The gathering of the storm September 14, 1989 was a sunny day when Pandit Tika Lal Taploo, President of Bharatiya Janata Party (BJP), Kashmir Chapter and a lawyer by profession, came out of his home in Bhan Mohalla locality of Srinagar and headed to the High Court where he practised law. As he stepped out, he saw a small girl crying. On recognizing that the child was of his Muslim neighbour, he lifted her in his arms, turned round and went straight to his neighbour to ask why the child was crying. The mother of the child said that her daughter needed some items of writing material but she had no money to buy these. Tika Lal took out a five rupee note from his pocket and handed it over to the woman. To the child he said, “My child, school is the place for you”.
Tika Lal left them and turned to go to his work place. He had hardly walked 70 steps when three persons with faces wrapped in dark cloth appeared at the blind turn of the lane. Two of them kept standing while the third moved a few steps forward and came in line with Tika Lal. He took out a weapon, aimed at Tika Lal and said, “You are the BJP leader! Come then”. He pulled the trigger and bullets pierced the chest of Tika Lal, who fell down dead in a pool of blood. The Bar fraternity, mostly Muslims, organized a condolence meeting in the premises of the High Court and at Tika Lal’s residence, the one who cried and sobbed the loudest among a large number of mourners, was the mother of the child, Tika Lal had lifted in his arms just moments ago.
Barely three weeks after this murder in Srinagar, unknown gunmen shot and killed another Kashmiri Pandit (Kashmiri Hindu), retired Judge Nilakanth Ganjoo in broad day light in Maharaj Bazaar, Amira Kadal. He had flown in from New Delhi and was headed homewards. Obviously, someone was keeping track of him while in close contact with the gunmen. Justice Ganjoo, Sessions Judge in Srinagar had given a death sentence to Maqbool Bhat, the leader of Jammu & Kashmir National Liberation Front, whom he had found involved in the murder of Amar Chand, a CID Police Sub-Inspector of Jammu and Kashmir Police, resident of Nadihal village of Baramulla district. These two killings of Tika Lal and Nilakanth Ganjoo sent a shock wave down the spine of the Pandit minority community of the Kashmir Valley.

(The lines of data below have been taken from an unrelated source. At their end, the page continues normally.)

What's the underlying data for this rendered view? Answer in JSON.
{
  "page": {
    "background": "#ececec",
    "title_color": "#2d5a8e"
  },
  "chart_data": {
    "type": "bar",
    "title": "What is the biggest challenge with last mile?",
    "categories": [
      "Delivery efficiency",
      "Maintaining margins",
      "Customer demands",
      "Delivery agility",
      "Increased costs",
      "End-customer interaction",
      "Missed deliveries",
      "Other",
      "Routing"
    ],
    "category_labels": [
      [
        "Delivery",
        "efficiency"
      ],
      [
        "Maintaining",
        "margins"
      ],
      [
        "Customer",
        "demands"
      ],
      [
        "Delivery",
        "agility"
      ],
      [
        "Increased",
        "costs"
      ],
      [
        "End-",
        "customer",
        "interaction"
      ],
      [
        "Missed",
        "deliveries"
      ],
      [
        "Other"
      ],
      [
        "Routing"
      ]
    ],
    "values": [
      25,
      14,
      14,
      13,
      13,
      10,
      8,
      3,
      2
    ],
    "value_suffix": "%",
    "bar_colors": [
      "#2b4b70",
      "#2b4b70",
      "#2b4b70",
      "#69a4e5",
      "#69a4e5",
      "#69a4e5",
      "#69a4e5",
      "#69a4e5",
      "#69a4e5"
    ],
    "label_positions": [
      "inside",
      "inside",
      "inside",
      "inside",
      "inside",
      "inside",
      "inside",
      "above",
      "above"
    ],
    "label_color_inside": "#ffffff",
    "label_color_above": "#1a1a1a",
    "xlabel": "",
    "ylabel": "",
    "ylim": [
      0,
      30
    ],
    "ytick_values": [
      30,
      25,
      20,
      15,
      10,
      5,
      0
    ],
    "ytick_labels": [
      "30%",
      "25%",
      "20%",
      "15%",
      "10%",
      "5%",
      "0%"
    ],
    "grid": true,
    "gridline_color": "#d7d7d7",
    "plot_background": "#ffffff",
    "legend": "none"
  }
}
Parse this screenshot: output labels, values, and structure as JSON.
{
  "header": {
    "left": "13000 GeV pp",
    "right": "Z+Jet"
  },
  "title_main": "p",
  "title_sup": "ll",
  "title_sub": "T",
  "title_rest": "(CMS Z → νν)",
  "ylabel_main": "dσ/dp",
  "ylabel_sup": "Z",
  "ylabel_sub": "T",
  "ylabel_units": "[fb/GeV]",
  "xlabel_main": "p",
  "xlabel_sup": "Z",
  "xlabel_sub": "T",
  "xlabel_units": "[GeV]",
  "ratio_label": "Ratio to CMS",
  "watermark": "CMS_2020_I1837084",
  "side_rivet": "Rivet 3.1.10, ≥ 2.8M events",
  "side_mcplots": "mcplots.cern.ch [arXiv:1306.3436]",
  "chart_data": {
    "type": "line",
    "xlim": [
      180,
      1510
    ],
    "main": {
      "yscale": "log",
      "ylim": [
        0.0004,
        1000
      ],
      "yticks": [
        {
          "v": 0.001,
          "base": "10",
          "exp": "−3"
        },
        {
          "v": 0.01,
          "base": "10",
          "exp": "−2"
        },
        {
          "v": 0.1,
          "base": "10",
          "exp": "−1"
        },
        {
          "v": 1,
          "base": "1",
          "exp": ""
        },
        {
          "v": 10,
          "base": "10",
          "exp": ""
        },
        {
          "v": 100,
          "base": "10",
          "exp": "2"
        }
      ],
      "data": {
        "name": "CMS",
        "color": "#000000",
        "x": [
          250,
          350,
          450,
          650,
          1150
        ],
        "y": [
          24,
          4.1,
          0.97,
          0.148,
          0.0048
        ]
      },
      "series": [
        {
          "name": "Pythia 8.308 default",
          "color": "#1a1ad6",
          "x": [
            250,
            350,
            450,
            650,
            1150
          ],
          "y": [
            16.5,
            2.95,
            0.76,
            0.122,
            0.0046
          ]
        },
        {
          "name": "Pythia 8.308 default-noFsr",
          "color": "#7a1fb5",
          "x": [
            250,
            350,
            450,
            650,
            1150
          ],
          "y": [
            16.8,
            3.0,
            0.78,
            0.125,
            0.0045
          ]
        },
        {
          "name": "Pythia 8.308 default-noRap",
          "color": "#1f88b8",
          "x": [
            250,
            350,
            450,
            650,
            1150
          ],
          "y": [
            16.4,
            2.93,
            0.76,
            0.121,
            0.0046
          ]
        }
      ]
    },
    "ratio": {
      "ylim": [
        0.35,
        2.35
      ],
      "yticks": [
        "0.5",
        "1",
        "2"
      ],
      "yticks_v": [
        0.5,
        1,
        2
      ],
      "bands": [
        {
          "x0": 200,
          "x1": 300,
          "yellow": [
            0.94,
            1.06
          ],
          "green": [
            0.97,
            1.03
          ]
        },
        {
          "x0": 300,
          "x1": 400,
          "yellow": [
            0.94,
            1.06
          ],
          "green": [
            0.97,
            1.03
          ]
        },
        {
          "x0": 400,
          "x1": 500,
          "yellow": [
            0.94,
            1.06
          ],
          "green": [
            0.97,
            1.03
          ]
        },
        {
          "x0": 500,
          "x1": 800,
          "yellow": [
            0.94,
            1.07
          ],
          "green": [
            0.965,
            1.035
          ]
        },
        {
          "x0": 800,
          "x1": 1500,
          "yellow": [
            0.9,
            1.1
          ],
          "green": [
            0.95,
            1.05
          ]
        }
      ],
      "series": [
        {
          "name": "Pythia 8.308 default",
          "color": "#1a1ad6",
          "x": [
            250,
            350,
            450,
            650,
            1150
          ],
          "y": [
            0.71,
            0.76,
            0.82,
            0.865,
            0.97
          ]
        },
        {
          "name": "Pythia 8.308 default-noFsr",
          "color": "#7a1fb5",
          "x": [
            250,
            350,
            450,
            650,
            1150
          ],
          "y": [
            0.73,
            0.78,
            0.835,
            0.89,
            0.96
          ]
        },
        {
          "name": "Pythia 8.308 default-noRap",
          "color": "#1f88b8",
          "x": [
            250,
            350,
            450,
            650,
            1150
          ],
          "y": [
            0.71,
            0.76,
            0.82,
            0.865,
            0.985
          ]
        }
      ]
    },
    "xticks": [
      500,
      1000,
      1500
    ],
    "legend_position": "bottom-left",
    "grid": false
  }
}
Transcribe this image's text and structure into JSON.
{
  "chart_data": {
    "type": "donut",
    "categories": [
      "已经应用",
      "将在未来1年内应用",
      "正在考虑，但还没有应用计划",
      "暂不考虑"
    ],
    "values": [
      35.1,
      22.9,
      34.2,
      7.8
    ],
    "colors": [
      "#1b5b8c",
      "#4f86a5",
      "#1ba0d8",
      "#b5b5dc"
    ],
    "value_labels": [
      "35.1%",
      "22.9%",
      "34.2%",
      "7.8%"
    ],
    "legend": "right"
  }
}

Gunning down of two outstanding members of their community in the autumn of 1989 within a span of only three weeks was ominous for the Pandits. It made them skeptic towards the law and order situation in the State and they started to feel deeply concerned about security of life. What baffled them more was that two Muslim witnesses on whose deposition Judge Ganjoo had based the judgement roamed as freemen. That evening, Radio Kashmir announced the incident in just one sentence; “Unknown assailants gunned down a former Sessions Judge in Maharaj Bazaar, Srinagar”. Fear-stricken Pandits, with anguish written large on their face, huddled up in their homes to think over the seriousness of the threats to which they were exposed. Was death looming large over their heads? Their apprehensions were not unfounded.
This way a beautiful minority, an inclusive section of the Kashmiri society was attacked, and the only source of education was ruined. Hence, the gap we see today being filled had remained due to the crude past. Once again, as minorities are under threat, our duty is to protect them, respect them as they deserve to be. We have to continue the spirit of Kashmiriyat and turn again a peaceful state, where everyone- tourists, locals find solace with scenery and the people around.